Don’t just eat with a spoon. Eat the spoon — That’s a call from Crunch Cutlery, a homegrown startup that aims to reduce plastic waste while improving urban nutrition with its collection of edible cutlery.
Made of flour, nutritional mix, olive oil, coconut oil, baking soda, food-grade colouring and emulcos, the edible spoon is essentially a handmade biscuit that can be consumed as part of the meal. The spoons also contain superfoods such as organic chia seeds, desiccated coconut and golden flax seeds, according to Crunch Cutlery’s website.
The brand was founded in late 2020 by cooking enthusiast Anna Lam, sustainability advocate Sean Neo and business consultant Ezra Chan. The trio have left their day jobs to run Crunchy Cutlery. They hope more people will opt for their nutrient-packed edible spoons over single-use plastic spoons in time to come.
Commenting on the demand for Crunch Cutlery’s products so far, Mr Chan said his team has been “quite blessed” thanks to customers who are willing to pay more for sustainable products.
He added that Crunch Cutlery has been able to achieve positive gross margins. They are investing their profits into the company’s further research and development.
The 29-year-old said: “I feel that Singaporeans do have the goodness within them to actually pay a premium just so that they can save a bit of plastic.”
While Crunch Cutlery can’t single-handedly root out plastic waste, Mr Chan said he believes his team can “make a dent” by providing an “alternative option” to eco-conscious customers.
For now, customers can find their products online and at physical stores such as An Acai Affair and UglyFood. Each set of eight edible spoons is priced from $11 to $13, depending on their flavours including Blue Pea Lychee, Pink Strawberry, Tangy Tomato and Green Tea.
“Our price is easily 10 to 20 times more than that of a plastic spoon, which is why we have put in a lot of thought into not only making it sustainable but nutritious as well,” said Mr Chan.
Ms Ashley Guo Xiao Zhen, 21, paid $1.50 more for a Crunch Cutlery spoon to go with her Acai bowl. Although eating with the edible spoon is a “unique experience”, she said she broke the spoon fairly quickly.
“I won’t specially go [to] buy the spoon to use at home but I don’t mind getting one with my Acai,” said Ms Guo.
On the other hand, Yu Jia Lin, 19, a sustainability advocate, said she wouldn’t buy the edible spoons as she doesn’t “see it as necessary”.
The Raffles Institution graduate prefers using reusable cutlery. She also brings her own reusable containers for takeaway meals and reusable bags for grocery shopping.
She said there’s too much emphasis on “constant renewing” in our lifestyles and that people should move away from the “buy and throw systems”.
Likewise, Ms Nanthini Ramanadan, 21, said she wouldn’t buy edible spoons since she can’t reuse them.

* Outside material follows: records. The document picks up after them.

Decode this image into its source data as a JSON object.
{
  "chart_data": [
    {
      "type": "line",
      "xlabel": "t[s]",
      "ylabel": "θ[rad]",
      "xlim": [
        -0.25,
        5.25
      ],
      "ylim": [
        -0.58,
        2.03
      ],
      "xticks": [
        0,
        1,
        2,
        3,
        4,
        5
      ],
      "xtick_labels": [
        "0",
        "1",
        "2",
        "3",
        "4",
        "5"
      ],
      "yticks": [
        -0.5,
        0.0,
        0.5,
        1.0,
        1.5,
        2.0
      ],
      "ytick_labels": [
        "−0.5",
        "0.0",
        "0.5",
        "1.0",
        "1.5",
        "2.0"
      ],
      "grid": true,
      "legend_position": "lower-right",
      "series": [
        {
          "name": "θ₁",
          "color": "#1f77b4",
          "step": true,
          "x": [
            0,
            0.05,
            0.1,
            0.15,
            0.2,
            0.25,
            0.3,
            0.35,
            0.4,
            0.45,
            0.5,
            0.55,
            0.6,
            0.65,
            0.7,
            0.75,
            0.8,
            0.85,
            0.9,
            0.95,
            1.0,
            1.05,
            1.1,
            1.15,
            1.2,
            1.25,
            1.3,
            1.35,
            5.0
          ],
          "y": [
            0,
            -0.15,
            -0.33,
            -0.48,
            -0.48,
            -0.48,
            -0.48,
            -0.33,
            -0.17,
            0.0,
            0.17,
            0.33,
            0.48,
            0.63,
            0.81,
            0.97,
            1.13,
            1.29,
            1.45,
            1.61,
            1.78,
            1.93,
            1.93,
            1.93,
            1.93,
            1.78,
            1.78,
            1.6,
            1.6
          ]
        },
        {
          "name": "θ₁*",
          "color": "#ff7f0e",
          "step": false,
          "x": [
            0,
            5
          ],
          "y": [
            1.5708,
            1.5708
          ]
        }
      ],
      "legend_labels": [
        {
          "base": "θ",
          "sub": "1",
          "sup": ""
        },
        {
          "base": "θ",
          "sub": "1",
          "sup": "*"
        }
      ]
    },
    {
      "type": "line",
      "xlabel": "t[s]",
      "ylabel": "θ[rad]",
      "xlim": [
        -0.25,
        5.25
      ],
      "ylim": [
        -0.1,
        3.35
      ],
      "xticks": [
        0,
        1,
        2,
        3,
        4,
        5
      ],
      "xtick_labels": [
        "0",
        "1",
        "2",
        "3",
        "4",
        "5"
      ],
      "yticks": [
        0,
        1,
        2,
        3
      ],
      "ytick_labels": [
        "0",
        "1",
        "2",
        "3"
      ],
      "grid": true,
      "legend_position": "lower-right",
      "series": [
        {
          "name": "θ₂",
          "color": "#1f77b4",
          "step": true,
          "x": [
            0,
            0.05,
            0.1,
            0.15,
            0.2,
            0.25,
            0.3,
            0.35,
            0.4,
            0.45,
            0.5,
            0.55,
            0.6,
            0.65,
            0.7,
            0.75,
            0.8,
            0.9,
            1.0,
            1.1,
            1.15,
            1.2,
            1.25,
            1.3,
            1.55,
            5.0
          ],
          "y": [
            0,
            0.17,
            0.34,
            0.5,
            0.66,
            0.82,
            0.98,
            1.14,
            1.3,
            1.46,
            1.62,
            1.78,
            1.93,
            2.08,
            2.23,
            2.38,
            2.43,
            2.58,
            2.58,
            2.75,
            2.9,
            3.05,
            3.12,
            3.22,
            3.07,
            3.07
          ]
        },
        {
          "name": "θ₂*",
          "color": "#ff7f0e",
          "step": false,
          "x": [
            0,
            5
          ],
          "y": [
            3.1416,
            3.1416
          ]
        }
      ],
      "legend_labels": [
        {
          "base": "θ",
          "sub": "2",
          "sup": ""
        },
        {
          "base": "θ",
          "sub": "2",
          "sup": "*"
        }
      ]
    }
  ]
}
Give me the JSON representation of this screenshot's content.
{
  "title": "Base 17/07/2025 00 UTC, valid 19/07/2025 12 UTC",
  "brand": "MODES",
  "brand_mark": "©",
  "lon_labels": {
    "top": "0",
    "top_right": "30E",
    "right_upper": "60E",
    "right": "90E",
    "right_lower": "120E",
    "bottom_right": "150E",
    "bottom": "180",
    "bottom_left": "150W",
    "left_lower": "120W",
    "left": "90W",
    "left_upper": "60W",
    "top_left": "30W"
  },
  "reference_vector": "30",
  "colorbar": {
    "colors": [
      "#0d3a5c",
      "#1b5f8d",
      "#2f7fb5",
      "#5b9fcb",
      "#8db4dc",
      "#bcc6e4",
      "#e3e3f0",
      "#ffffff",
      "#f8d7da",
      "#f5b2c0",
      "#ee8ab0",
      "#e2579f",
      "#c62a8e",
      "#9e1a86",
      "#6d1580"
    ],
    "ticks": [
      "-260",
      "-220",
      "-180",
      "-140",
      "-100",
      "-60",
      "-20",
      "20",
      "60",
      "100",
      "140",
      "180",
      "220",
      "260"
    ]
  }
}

“[Since] the spoons only last for three weeks I would not purchase them,” said the Singaporean student who’s studying at the University of Queensland, Australia. Crunch Cutlery recommends that their spoons be consumed within three weeks of purchase.
But to do her part for sustainability, Ms Ramanadan will continue to refrain from “taking plastic utensils when ordering takeaways”.
Jia Lin added that she wouldn’t mind paying more for some sustainably-sourced products if they are useful.
“Some products are really transparent about their origins and they support indigenous or local communities, which leads to sourcing [for] materials becoming more expensive,” she said.
“In this case, if the product is really useful, I would be fine with buying it.”